Marine, Police Chief, Priest: One Man's Journey to Improve Community Relations With the Police

'The issue of how police present themselves regarding their image is an important one and should not be allowed to drift away'

Six decades ago David Couper served his country as a United States Marine. Today, he serves his parish as a priest at St Peter’s Episcopal Church in North Lake, Wisconsin. But wedged snugly in between those two careers Couper also had a lengthy stint as a police chief. And Couper had one thing in mind when he became Chief of Police in Burnsville, Minnesota in bridge the gap between the department and community.

For years, Couper noticed a disconnect and knew rebuilding trust wouldn't come easy. 

One effort Couper committed to early was de-militarizing the police force. From job requirements to position titles, Couper would go on to make changes that had other departments around the country taking notice. One of the most significant transformations would be to change the traditional police uniform to a blazer-style uniform.

"If we change our dress and titles, maybe we'll get some changes in behavior from both the officers and the community," said Couper. 

The new look would consist of navy-blue blazers, French-blue trousers, and name tags declaring: Public Safety Officer. The new look gave officers more of a professional and approachable appearance. It didn't take the community long to notice. The uniform change was very well accepted by the department, according to Couper. Right away, the police in Burnsville looked different and felt different. He says the department immediately noticed a definite shift in attitudes from the public with the new look.

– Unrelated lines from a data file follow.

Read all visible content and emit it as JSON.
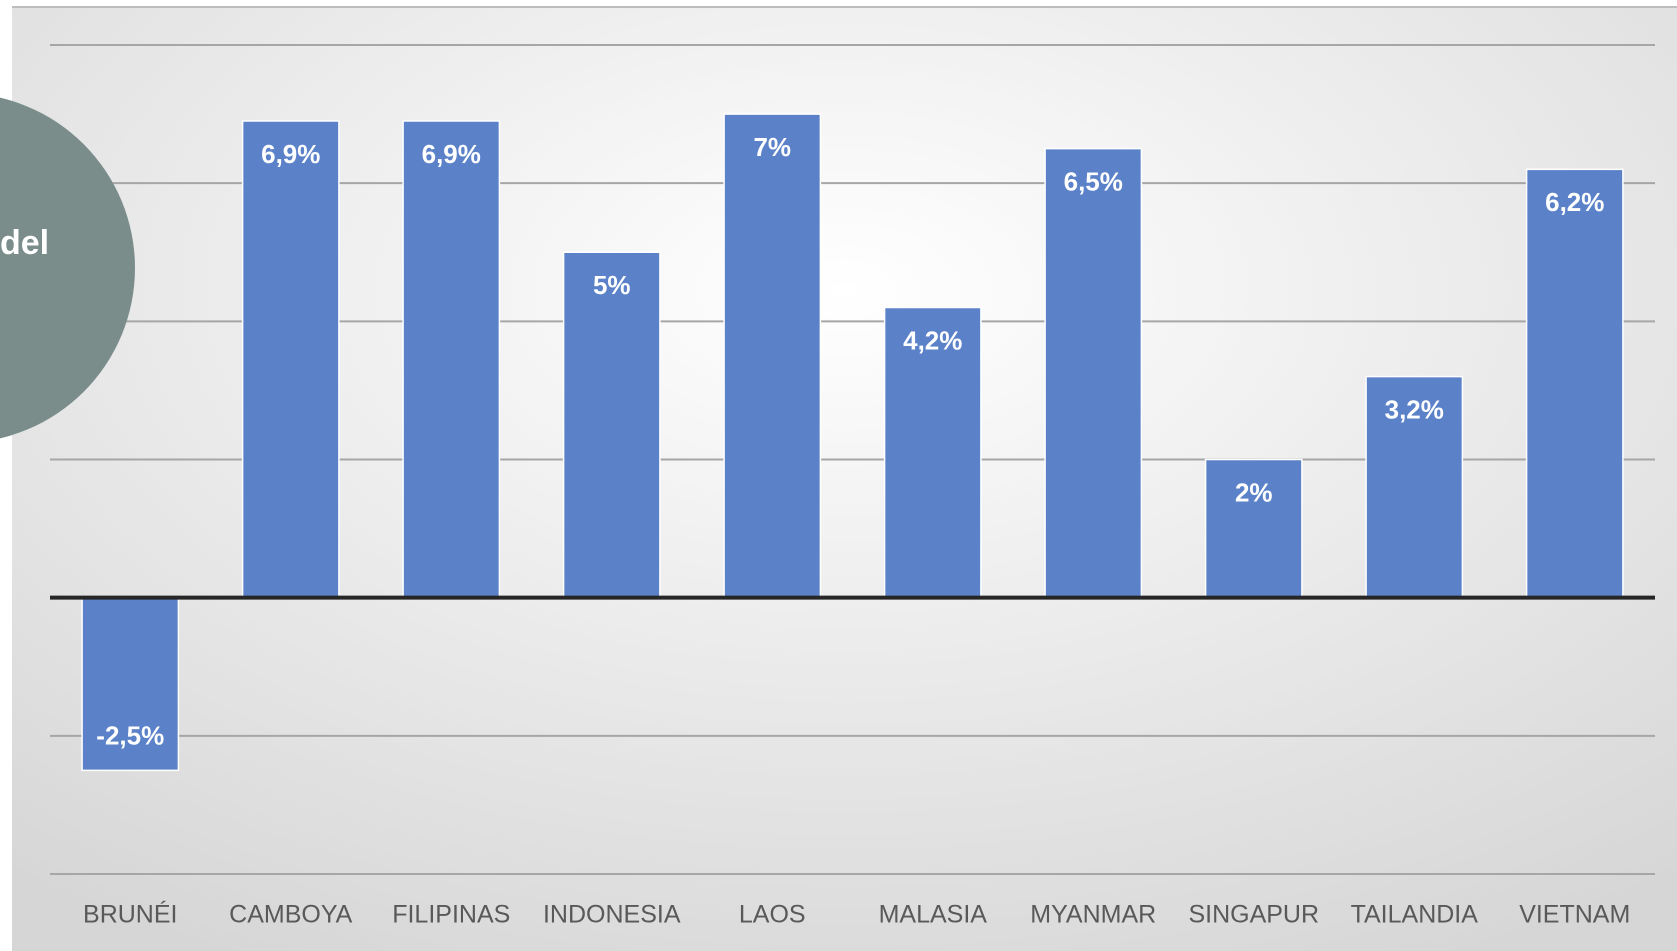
{
  "chart_data": {
    "type": "bar",
    "annotation": "del",
    "categories": [
      "BRUNÉI",
      "CAMBOYA",
      "FILIPINAS",
      "INDONESIA",
      "LAOS",
      "MALASIA",
      "MYANMAR",
      "SINGAPUR",
      "TAILANDIA",
      "VIETNAM"
    ],
    "values": [
      -2.5,
      6.9,
      6.9,
      5,
      7,
      4.2,
      6.5,
      2,
      3.2,
      6.2
    ],
    "value_labels": [
      "-2,5%",
      "6,9%",
      "6,9%",
      "5%",
      "7%",
      "4,2%",
      "6,5%",
      "2%",
      "3,2%",
      "6,2%"
    ],
    "color": "#5b82c9",
    "ylim": [
      -4,
      8
    ],
    "yticks": [
      -4,
      -2,
      0,
      2,
      4,
      6,
      8
    ],
    "grid": true
  }
}
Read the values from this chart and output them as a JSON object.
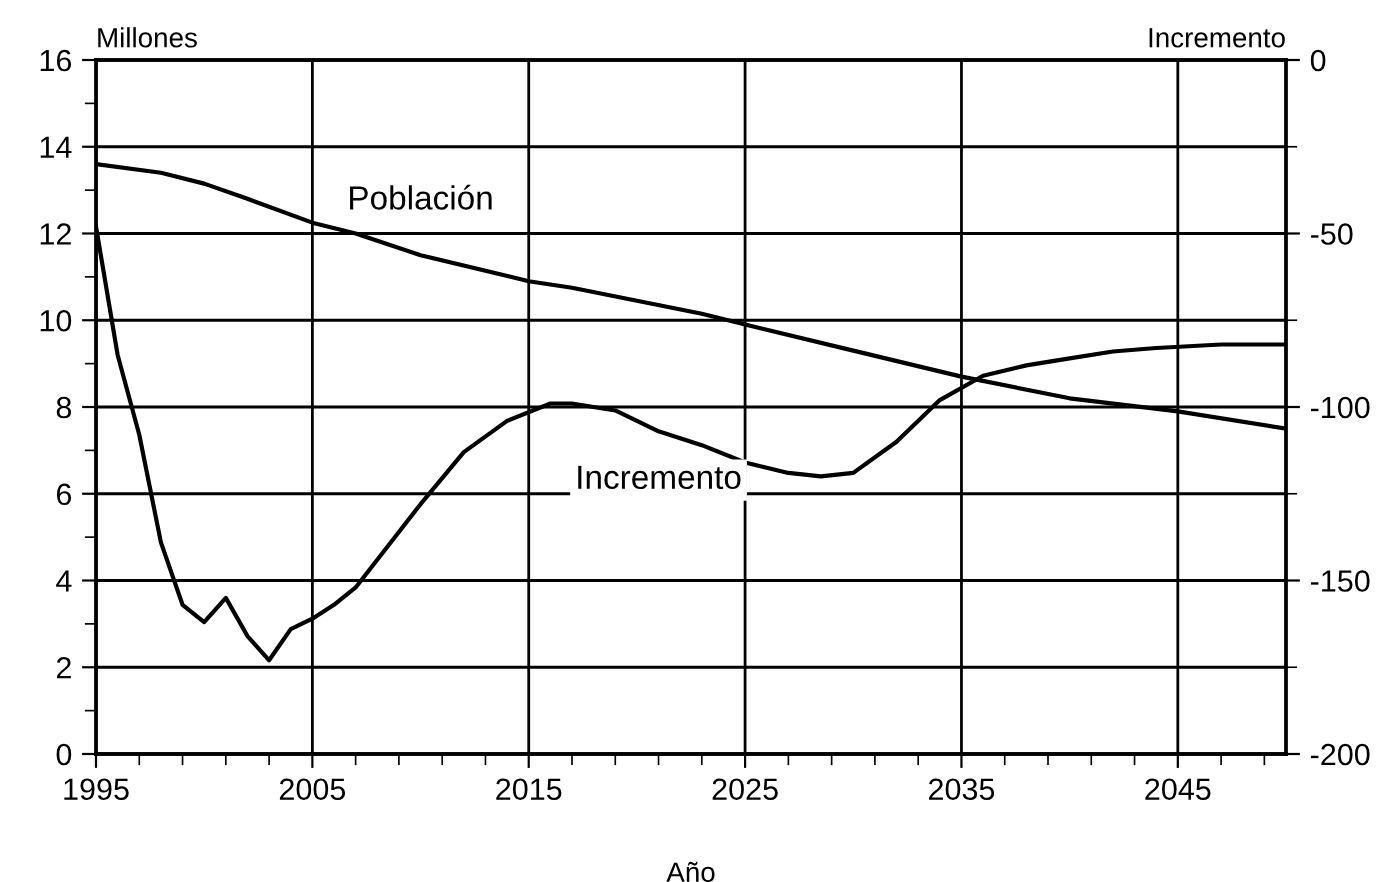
{
  "chart_data": {
    "type": "line",
    "xlabel": "Año",
    "ylabel": "Millones",
    "y2label": "Incremento",
    "series": [
      {
        "name": "Población",
        "color": "#000000",
        "x": [
          1995,
          1998,
          2000,
          2002,
          2005,
          2007,
          2010,
          2015,
          2017,
          2020,
          2023,
          2025,
          2030,
          2035,
          2040,
          2045,
          2050
        ],
        "values": [
          13.6,
          13.4,
          13.15,
          12.8,
          12.25,
          12.0,
          11.5,
          10.9,
          10.75,
          10.45,
          10.15,
          9.9,
          9.3,
          8.7,
          8.2,
          7.9,
          7.5
        ]
      },
      {
        "name": "Incremento",
        "color": "#000000",
        "axis": "y2",
        "x": [
          1995,
          1996,
          1997,
          1998,
          1999,
          2000,
          2001,
          2002,
          2003,
          2004,
          2005,
          2006,
          2007,
          2008,
          2009,
          2010,
          2012,
          2014,
          2016,
          2017,
          2019,
          2021,
          2023,
          2025,
          2027,
          2028.5,
          2030,
          2032,
          2034,
          2036,
          2038,
          2040,
          2042,
          2044,
          2047,
          2050
        ],
        "values": [
          -48,
          -85,
          -108,
          -139,
          -157,
          -162,
          -155,
          -166,
          -173,
          -164,
          -161,
          -157,
          -152,
          -144,
          -136,
          -128,
          -113,
          -104,
          -99,
          -99,
          -101,
          -107,
          -111,
          -116,
          -119,
          -120,
          -119,
          -110,
          -98,
          -91,
          -88,
          -86,
          -84,
          -83,
          -82,
          -82
        ]
      }
    ],
    "xlim": [
      1995,
      2050
    ],
    "xticks": [
      1995,
      {
        "value": 1997,
        "label": null
      },
      {
        "value": 1999,
        "label": null
      },
      {
        "value": 2001,
        "label": null
      },
      {
        "value": 2003,
        "label": null
      },
      2005,
      {
        "value": 2007,
        "label": null
      },
      {
        "value": 2009,
        "label": null
      },
      {
        "value": 2011,
        "label": null
      },
      {
        "value": 2013,
        "label": null
      },
      2015,
      {
        "value": 2017,
        "label": null
      },
      {
        "value": 2019,
        "label": null
      },
      {
        "value": 2021,
        "label": null
      },
      {
        "value": 2023,
        "label": null
      },
      2025,
      {
        "value": 2027,
        "label": null
      },
      {
        "value": 2029,
        "label": null
      },
      {
        "value": 2031,
        "label": null
      },
      {
        "value": 2033,
        "label": null
      },
      2035,
      {
        "value": 2037,
        "label": null
      },
      {
        "value": 2039,
        "label": null
      },
      {
        "value": 2041,
        "label": null
      },
      {
        "value": 2043,
        "label": null
      },
      2045,
      {
        "value": 2047,
        "label": null
      },
      {
        "value": 2049,
        "label": null
      }
    ],
    "ylim": [
      0,
      16
    ],
    "yticks": [
      0,
      {
        "value": 1,
        "label": null
      },
      2,
      {
        "value": 3,
        "label": null
      },
      4,
      {
        "value": 5,
        "label": null
      },
      6,
      {
        "value": 7,
        "label": null
      },
      8,
      {
        "value": 9,
        "label": null
      },
      10,
      {
        "value": 11,
        "label": null
      },
      12,
      {
        "value": 13,
        "label": null
      },
      14,
      {
        "value": 15,
        "label": null
      },
      16
    ],
    "y2lim": [
      -200,
      0
    ],
    "y2ticks": [
      -200,
      {
        "value": -175,
        "label": null
      },
      -150,
      {
        "value": -125,
        "label": null
      },
      -100,
      {
        "value": -75,
        "label": null
      },
      -50,
      {
        "value": -25,
        "label": null
      },
      0
    ],
    "grid": true,
    "legend": false,
    "marker": "none",
    "line_style": "solid"
  }
}
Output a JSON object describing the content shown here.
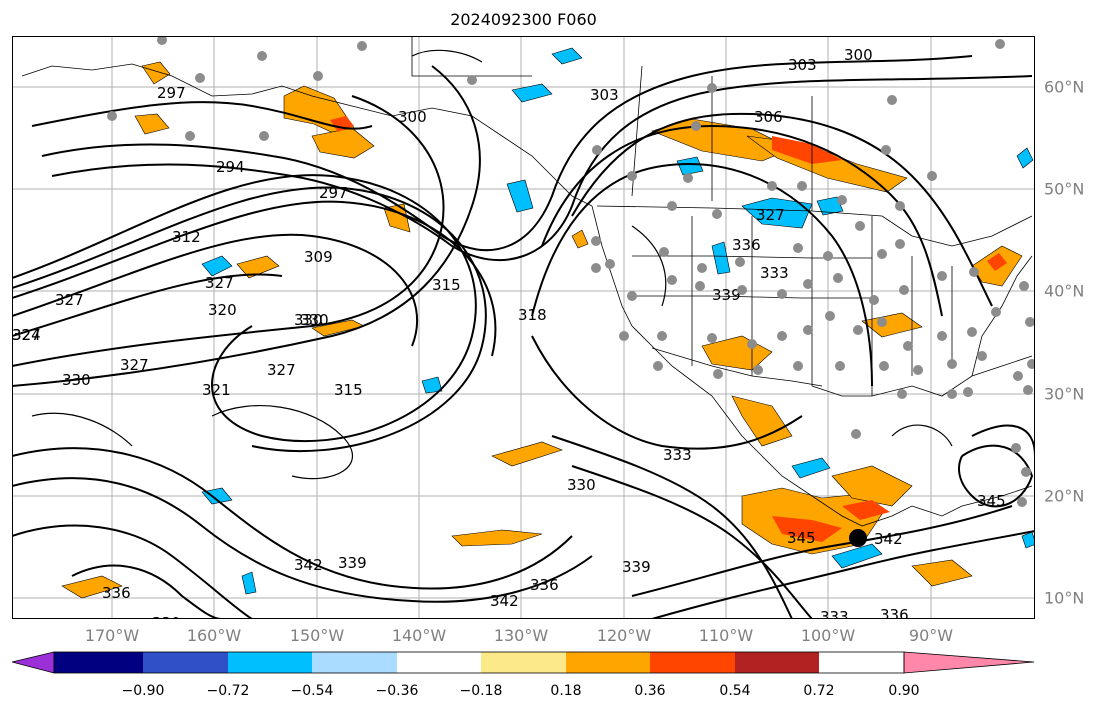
{
  "title": "2024092300 F060",
  "lon_labels": [
    "170°W",
    "160°W",
    "150°W",
    "140°W",
    "130°W",
    "120°W",
    "110°W",
    "100°W",
    "90°W"
  ],
  "lat_labels": [
    "60°N",
    "50°N",
    "40°N",
    "30°N",
    "20°N",
    "10°N"
  ],
  "colorbar": {
    "ticks": [
      "−0.90",
      "−0.72",
      "−0.54",
      "−0.36",
      "−0.18",
      "0.18",
      "0.36",
      "0.54",
      "0.72",
      "0.90"
    ],
    "colors": [
      "#9b30d9",
      "#000080",
      "#3050c8",
      "#00bfff",
      "#aadcff",
      "#ffffff",
      "#fce98a",
      "#ffa500",
      "#ff4500",
      "#b22222",
      "#ff88aa"
    ]
  },
  "contour_labels": [
    "303",
    "300",
    "303",
    "306",
    "297",
    "300",
    "294",
    "297",
    "312",
    "309",
    "315",
    "318",
    "330",
    "327",
    "320",
    "327",
    "327",
    "324",
    "330",
    "327",
    "321",
    "327",
    "330",
    "315",
    "333",
    "330",
    "339",
    "336",
    "342",
    "345",
    "342",
    "345",
    "342",
    "339",
    "336",
    "336",
    "333",
    "330",
    "330",
    "327",
    "333",
    "336",
    "339"
  ],
  "colors": {
    "positive": "#ffa500",
    "strong_positive": "#ff4500",
    "negative": "#00bfff",
    "grid": "#b0b0b0",
    "station_marker": "#8c8c8c",
    "tick_label": "#808080"
  },
  "legend_position": "bottom colorbar"
}
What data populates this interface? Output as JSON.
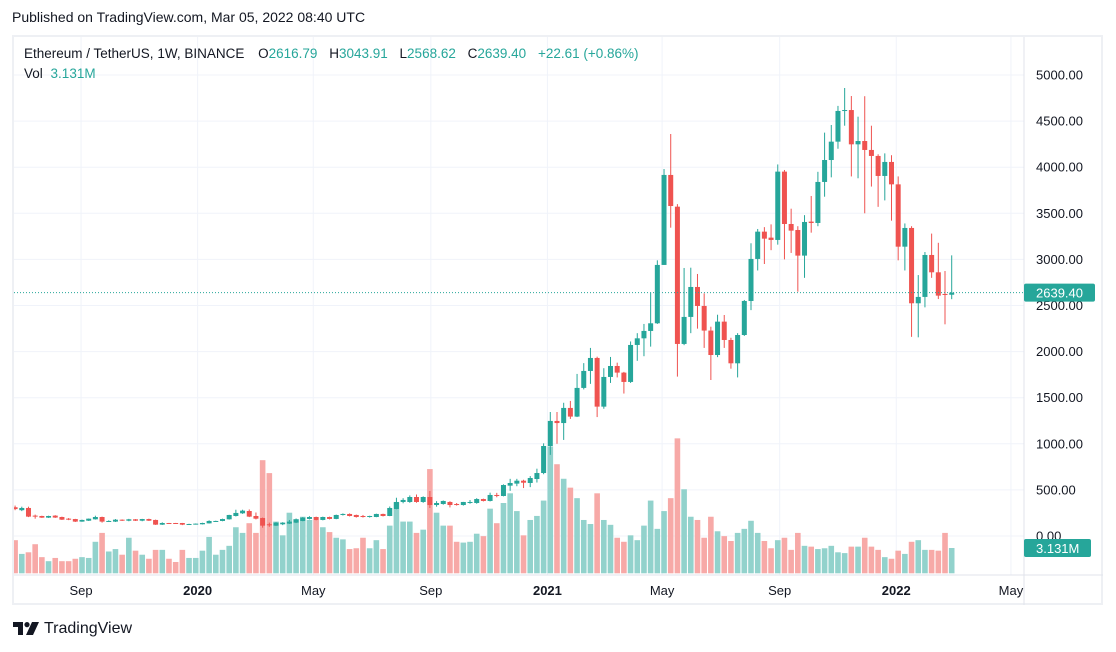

After leaving the Burnsville Police Department in 1972, Couper took his unconventional approach to Madison, Wisconsin, where he would become Chief of Police from 1972 to 1993. 

"Soon, our citizens were beginning to perceive their police officers as more professional. Of course, it was more than looks — it also had to do with how we were behaving; that is, acting like professionals," said Couper.

Today, the departments have returned to the traditional military-style uniforms. Couper says it's part of the "militarization and the warrior cop subculture." 

New federal programs arose in the 90s and 2000s, to help fight against "war on drugs" and "war on terror." The programs authorized the transfer of military hardware to local departments, and soon after school districts. 

"The issue of how police present themselves regarding their image is an important one and should not be allowed to drift away," said Couper.

Even though the departments have changed over the years, some of Couper's implemented strategies remain. Burnsville Police Department continues to be one of the few to require a bachelor's degree to enter the force.